Torna Jason Bourne, ma non fa scintille
Negli ultimi cinque anni Jason Bourne ha lasciato un segno indelebile come la spia tutta muscoli e cervello che soffriva di amnesia. Tutti e tre i film, emozionanti, cerebrali e stupendamente carichi di tensione, hanno fatto la storia del modo in cui dovrebbero essere fatti i film d’azione.
Il quarto episodio, per contro, ci insegna invece come non andrebbero fatti: in “The Bourne Legacy” non solo si fa fatica a seguire la trama, ma l’intero film è letteralmente sotterrato sotto un dialogo senza molto senso.
Non a caso Matt Damon, l’eccellente protagonista dei precedenti episodi ha saggiamente rinunciato all’occasione di riapparire, per lasciare il suo posto a Jeremy Renner (The Hurt Locker, The Avengers) nel ruolo ugualmente convincente di Aaron Cross, la spia biologicamente modificata a cui ora dà la caccia l’agenzia governativa che l’aveva creata.
Con l’operazione Outcome a rischio di venire alla luce, il suo creatore (Ed Norton) deve assolutamente eliminare ogni traccia della sua esistenza, principalmente eliminando Cross.

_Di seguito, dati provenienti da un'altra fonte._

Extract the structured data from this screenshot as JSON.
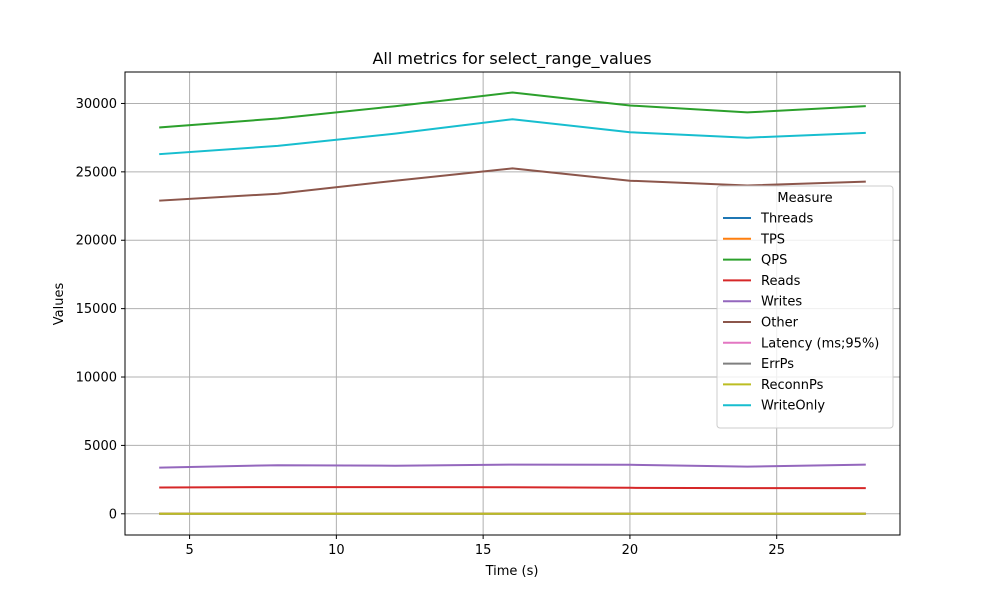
{
  "chart_data": {
    "type": "line",
    "title": "All metrics for select_range_values",
    "xlabel": "Time (s)",
    "ylabel": "Values",
    "xlim": [
      2.8,
      29.2
    ],
    "ylim": [
      -1550,
      32300
    ],
    "xticks": [
      5,
      10,
      15,
      20,
      25
    ],
    "yticks": [
      0,
      5000,
      10000,
      15000,
      20000,
      25000,
      30000
    ],
    "grid": true,
    "legend_title": "Measure",
    "legend_position": "center-right",
    "x": [
      4,
      8,
      12,
      16,
      20,
      24,
      28
    ],
    "series": [
      {
        "name": "Threads",
        "color": "#1f77b4",
        "values": [
          16,
          16,
          16,
          16,
          16,
          16,
          16
        ]
      },
      {
        "name": "TPS",
        "color": "#ff7f0e",
        "values": [
          20,
          20,
          20,
          20,
          20,
          20,
          20
        ]
      },
      {
        "name": "QPS",
        "color": "#2ca02c",
        "values": [
          28250,
          28900,
          29800,
          30800,
          29850,
          29350,
          29800
        ]
      },
      {
        "name": "Reads",
        "color": "#d62728",
        "values": [
          1920,
          1950,
          1950,
          1940,
          1900,
          1880,
          1880
        ]
      },
      {
        "name": "Writes",
        "color": "#9467bd",
        "values": [
          3380,
          3550,
          3520,
          3600,
          3580,
          3450,
          3600
        ]
      },
      {
        "name": "Other",
        "color": "#8c564b",
        "values": [
          22900,
          23400,
          24350,
          25250,
          24350,
          24000,
          24280
        ]
      },
      {
        "name": "Latency (ms;95%)",
        "color": "#e377c2",
        "values": [
          5,
          5,
          5,
          5,
          5,
          5,
          5
        ]
      },
      {
        "name": "ErrPs",
        "color": "#7f7f7f",
        "values": [
          0,
          0,
          0,
          0,
          0,
          0,
          0
        ]
      },
      {
        "name": "ReconnPs",
        "color": "#bcbd22",
        "values": [
          0,
          0,
          0,
          0,
          0,
          0,
          0
        ]
      },
      {
        "name": "WriteOnly",
        "color": "#17becf",
        "values": [
          26300,
          26900,
          27800,
          28850,
          27900,
          27500,
          27850
        ]
      }
    ]
  }
}
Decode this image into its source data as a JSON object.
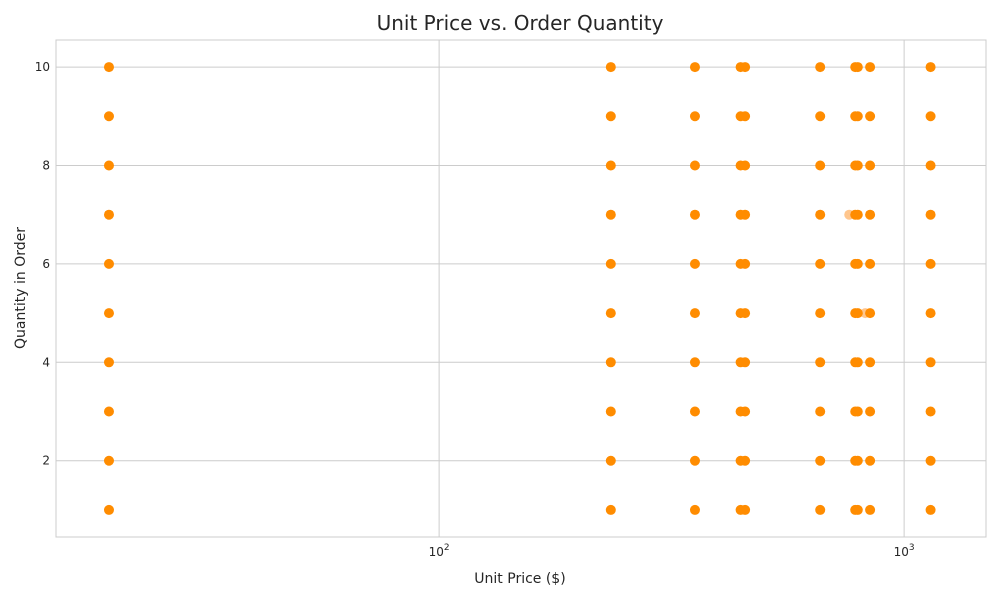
{
  "chart_data": {
    "type": "scatter",
    "title": "Unit Price vs. Order Quantity",
    "xlabel": "Unit Price ($)",
    "ylabel": "Quantity in Order",
    "xscale": "log",
    "xlim": [
      15,
      1500
    ],
    "ylim": [
      0.45,
      10.55
    ],
    "grid": true,
    "x_ticks": [
      {
        "value": 100,
        "label": "10",
        "exp": "2"
      },
      {
        "value": 1000,
        "label": "10",
        "exp": "3"
      }
    ],
    "y_ticks": [
      2,
      4,
      6,
      8,
      10
    ],
    "marker_color": "#ff8c00",
    "marker_faint_color": "#ffb870",
    "series": [
      {
        "x": [
          19.5,
          19.5,
          19.5,
          19.5,
          19.5,
          19.5,
          19.5,
          19.5,
          19.5,
          19.5,
          234,
          234,
          234,
          234,
          234,
          234,
          234,
          234,
          234,
          234,
          355,
          355,
          355,
          355,
          355,
          355,
          355,
          355,
          355,
          355,
          445,
          445,
          445,
          445,
          445,
          445,
          445,
          445,
          445,
          445,
          455,
          455,
          455,
          455,
          455,
          455,
          455,
          455,
          455,
          455,
          660,
          660,
          660,
          660,
          660,
          660,
          660,
          660,
          660,
          660,
          785,
          785,
          785,
          785,
          785,
          785,
          785,
          785,
          785,
          785,
          795,
          795,
          795,
          795,
          795,
          795,
          795,
          795,
          795,
          795,
          845,
          845,
          845,
          845,
          845,
          845,
          845,
          845,
          845,
          845,
          1140,
          1140,
          1140,
          1140,
          1140,
          1140,
          1140,
          1140,
          1140,
          1140
        ],
        "y": [
          1,
          2,
          3,
          4,
          5,
          6,
          7,
          8,
          9,
          10,
          1,
          2,
          3,
          4,
          5,
          6,
          7,
          8,
          9,
          10,
          1,
          2,
          3,
          4,
          5,
          6,
          7,
          8,
          9,
          10,
          1,
          2,
          3,
          4,
          5,
          6,
          7,
          8,
          9,
          10,
          1,
          2,
          3,
          4,
          5,
          6,
          7,
          8,
          9,
          10,
          1,
          2,
          3,
          4,
          5,
          6,
          7,
          8,
          9,
          10,
          1,
          2,
          3,
          4,
          5,
          6,
          7,
          8,
          9,
          10,
          1,
          2,
          3,
          4,
          5,
          6,
          7,
          8,
          9,
          10,
          1,
          2,
          3,
          4,
          5,
          6,
          7,
          8,
          9,
          10,
          1,
          2,
          3,
          4,
          5,
          6,
          7,
          8,
          9,
          10
        ]
      }
    ],
    "faint_points": [
      {
        "x": 762,
        "y": 7
      },
      {
        "x": 825,
        "y": 5
      }
    ]
  }
}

In poche parole, la formula non è cambiata affatto, ma la realizzazione sì… Per cominciare, per 3 buoni quarti d’ora non ci è dato capire il nocciolo della storia: mentre Cross vaga senza meta attraverso le zone selvagge dell’Alaska, ci ritroviamo un po’ troppe volte a Washington DC dove l’uomo di Norton sembra essere l’interprete principale di un altro film dove non fa che parlare di risorse di intelligence, emergenze di sicurezza nazionale e agenti sotto copertura.
Nel frattempo le cose si complicano in quanto Cross si allea con la Dr.ssa Shearing (Rachel Weisz) che fa parte del’operazione Outcome: insieme si metteranno alla ricerca della medicina di cui lui ha bisogno per rimanere vivo. O per lo meno, così sembrerebbe: il problema è che allo spettatore vengono propinate così tante informazioni – e in un linguaggio talmente complicato – che alla fine non si è affatto sicuri di cosa stia in effetti succedendo.
Per fortuna gli ultimi 20 minuti ci restituiscono un po’ del vecchio Cross, mentre lui e Shearing a Manila cercano di sfuggire alla caccia di un agente con sindrome da Terminator, incaricato di ucciderli. E’ l’unica volta che il film si anima veramente, ma vale la pena andarlo a vedere solo per quegli ultimi 20 minuti?